TMW do seem to struggle with file formats
I agree with @Jan above that not having a switch to disable compression in both v7 and 7.3 is problematic.
As @Walter points out, v7 can be fast - but this is context-dependent. Problems arise because information about the variables disc class, size etc AND NAME is compressed along with the data. The v6 and v7 file format uses a linked list of data entries. If you have 26 variables named A...Z stored in that order, you will need to access each of A to Y to find Z. In v6, that is less of an issue but in v7 you will need to decompress each preceding variable to find the one you are after. This means
[1] data stored earlier in the file can be accessed more quickly and
[2] for v7, large data entries should be stored last.
For both v6 and v7, there is a problem with using -append. Both are conservative about using disc space and will squeeze the file to recover any space that is freed. So if you have a uint16 scalar called 'A' and replace its value using
save(filename, 'A', '-append);
up to 2Gb of data will be shifted upwards in the file before A is appended to the result. This squeeze seems to be done always - even when all conditions are met for the new entry just to overwrite the old one.

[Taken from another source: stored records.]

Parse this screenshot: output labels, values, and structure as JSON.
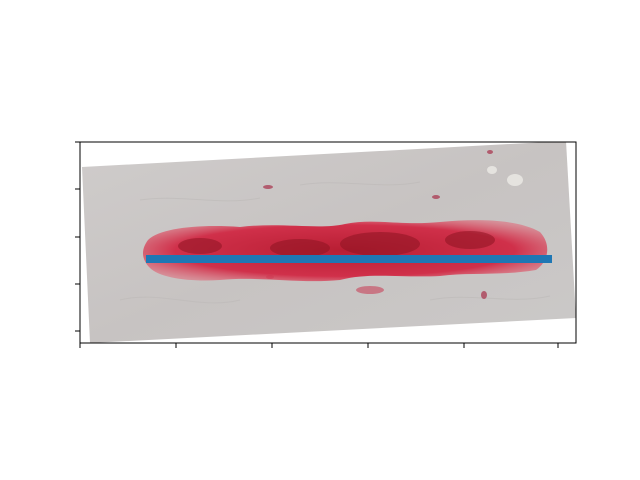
{
  "figure": {
    "kind": "photo with plotted line overlay",
    "x_tick_count": 6,
    "y_tick_count": 5,
    "tick_labels_visible": false,
    "overlay_line_color": "#1f77b4",
    "photo_colors": {
      "background": "#c9c6c5",
      "wound": "#c8283c",
      "wound_dark": "#8e1422",
      "axes_frame": "#000000"
    }
  }
}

Note that v6 and v7 formats are both "Level 5". I would not recommend it, but you can mix save -appends with -v6 and -v7 to the same file without getting an immediate error. Whether or not you might eventually is another matter.
is a whos like function but provides information about the class of data on disc and byte offset in the file. That info can be used to do low-level i/o on a -v6 file or to memory map it.
can be used to rename a variable in the file to prevent its data area being reclaimed with a subsequent save -append.
I am presently updating these utilities to provide some easier to use functions e.g. getMap which simply returns a standard memmapfile object e.g.
map=getMap(filename, '/mydata/data/xdata');
There is, however, no good way to support v7 files - their design makes them useful only when the file is always to be loaded in its entirety or is small.
I am also adding v7.3 and HDF5 support. As v7.3 is HDF5-based you can use standard HDF5 tools such as HDFView http://www.hdfgroup.org/products/hdf5_tools/ to examine the content. The problems reported above might arise from the "chunk" size being inappropriate rather than gzip compression per se. I had hoped v7.3 would improve on v7 but from what is posted above it looks as though that may not be the case. Rather disappointingly, TMW support tell me that the v7.3 format "...is not pure HDF5 however and we never claimed that these files will be readable by any HDF5 libraries".
So it looks as though the pre-2004 v6 will often be the best option as it's
- the fastest
- documented and supported outside of MATLAB - as is v7 - e.g. in Octave, Python and R amongst others.